I am drawing out two master baths this weekend. I don't do too many of them and I enjoy the challenge when I get one. The first is an exercise in more and my client wants me to use this image as an inspiration photo.
I don't like it, but nobody pays me to like what I design. When it's finished, it will be lovely and tasteful and my clients will love it. Their friends will too and for a lot of people, a master bath like this is something they aspire to.
Not me man, my fantasy master bath is one similar to the second design I am doing for another client. In my heart of hearts I'm a minimalist and so is client number two. Even though I will pour myself into both projects, project number two will satisfy me more because it strikes so close to what I like.
I like minimalism because it doesn't provide any distractions or places to hide. In a minimalist setting, some one's alone with his thoughts and for me that's a peaceful and enjoyable thing. I get it that not every one's wired that way but after years of considering why I'm so drawn to the kinds of room settings that a lot of people think of as cold, I've come to the conclusion that it's because I like my own company.

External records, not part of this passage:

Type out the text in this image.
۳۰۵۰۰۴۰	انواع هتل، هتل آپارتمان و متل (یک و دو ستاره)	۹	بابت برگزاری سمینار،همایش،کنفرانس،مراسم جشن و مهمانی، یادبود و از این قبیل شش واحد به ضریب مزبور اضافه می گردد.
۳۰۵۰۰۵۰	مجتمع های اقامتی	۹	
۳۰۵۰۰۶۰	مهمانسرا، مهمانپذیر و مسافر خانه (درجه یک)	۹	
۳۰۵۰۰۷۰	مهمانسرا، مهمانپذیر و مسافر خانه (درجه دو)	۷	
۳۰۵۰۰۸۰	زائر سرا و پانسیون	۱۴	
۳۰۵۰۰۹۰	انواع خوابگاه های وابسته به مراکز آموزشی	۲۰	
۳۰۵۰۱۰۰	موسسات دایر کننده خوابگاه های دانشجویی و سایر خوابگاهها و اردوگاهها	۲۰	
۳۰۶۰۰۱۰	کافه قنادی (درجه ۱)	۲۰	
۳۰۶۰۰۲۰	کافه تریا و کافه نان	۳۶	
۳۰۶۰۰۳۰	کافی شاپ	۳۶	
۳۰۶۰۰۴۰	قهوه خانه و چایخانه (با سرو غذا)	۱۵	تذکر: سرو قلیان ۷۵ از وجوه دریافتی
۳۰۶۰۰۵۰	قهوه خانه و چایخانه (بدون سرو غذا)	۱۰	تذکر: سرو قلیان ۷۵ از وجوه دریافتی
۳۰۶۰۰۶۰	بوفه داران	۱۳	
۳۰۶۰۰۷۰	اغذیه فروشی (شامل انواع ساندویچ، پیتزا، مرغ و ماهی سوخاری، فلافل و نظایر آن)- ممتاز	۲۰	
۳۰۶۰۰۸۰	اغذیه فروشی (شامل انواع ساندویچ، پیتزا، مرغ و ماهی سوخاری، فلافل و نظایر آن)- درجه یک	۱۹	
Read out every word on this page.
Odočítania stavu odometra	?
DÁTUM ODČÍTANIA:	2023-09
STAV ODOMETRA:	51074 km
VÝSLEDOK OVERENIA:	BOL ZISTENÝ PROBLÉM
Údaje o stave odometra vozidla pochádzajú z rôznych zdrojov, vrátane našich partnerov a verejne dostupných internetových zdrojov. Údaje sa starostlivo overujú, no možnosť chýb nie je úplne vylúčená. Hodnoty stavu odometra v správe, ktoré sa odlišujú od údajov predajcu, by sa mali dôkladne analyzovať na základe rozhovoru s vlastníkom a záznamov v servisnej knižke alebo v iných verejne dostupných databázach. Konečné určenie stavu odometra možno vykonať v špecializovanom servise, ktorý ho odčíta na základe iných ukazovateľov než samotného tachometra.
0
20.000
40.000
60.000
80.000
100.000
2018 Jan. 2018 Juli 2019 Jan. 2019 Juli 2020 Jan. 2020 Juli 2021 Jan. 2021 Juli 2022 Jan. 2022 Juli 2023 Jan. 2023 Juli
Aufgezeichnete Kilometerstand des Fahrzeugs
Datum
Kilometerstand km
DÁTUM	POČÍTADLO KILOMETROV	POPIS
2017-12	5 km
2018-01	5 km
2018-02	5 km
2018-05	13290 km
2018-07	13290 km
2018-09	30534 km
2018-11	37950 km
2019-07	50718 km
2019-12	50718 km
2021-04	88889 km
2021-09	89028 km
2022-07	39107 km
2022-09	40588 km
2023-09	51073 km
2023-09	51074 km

Anyhow, master bath number two is going to be as clean and unencumbered as I can make it. For years now, I've loved the shower systems made by Chicago-based LaCava. In particular a pan system they call the Tatami.
The Tatami is a series of fluted, porcelain blocks that sit in a shallow pan. This allows for a smooth and seamless transition from the floor in the room to the shower. Because this transition has been so smoothed out, it allows a designer to re-think the whole idea of a shower enclosure. The lower left illustration in this diagram shows how the Tatami works in cross section.
The shower set up I'm working on has a single, clear glass splash guard that will be about four feet wide and run from the floor to the ceiling. That's it. Just a single sheet of glass at the end of the room with the Tatami system on the floor.
This is sort of my idea for this shower. Sort of. Only in my plan, I'm going to use a single sheet of glass and leave it open at both ends. With a single shower head in the ceiling I can do this. Talk about minimalism. When this shower's not in use it will all but disappear.
Master bath number two is a lot more challenging to design because I can't rely on any of my usual tricks to make flaws in the structure of the room disappear. It requires me to think about every finish and every fixture because the few objects in the room have to work together to add to the sense that the room's empty.
I have no idea what I'm going to do with the vanity yet and I'm sitting here wondering this morning. I'm wondering how to pare down the idea of a bathroom vanity until it's just that, the pure idea of a bathroom vanity. How do I suggest utility without sacrificing utility at the same time?
There are times when I love what I do for a living, and having the opportunity to think like this on a Sunday morning is definitely one of those times.
So what do we think? Am I out of my mind? Anybody have a competing master suite philosophy?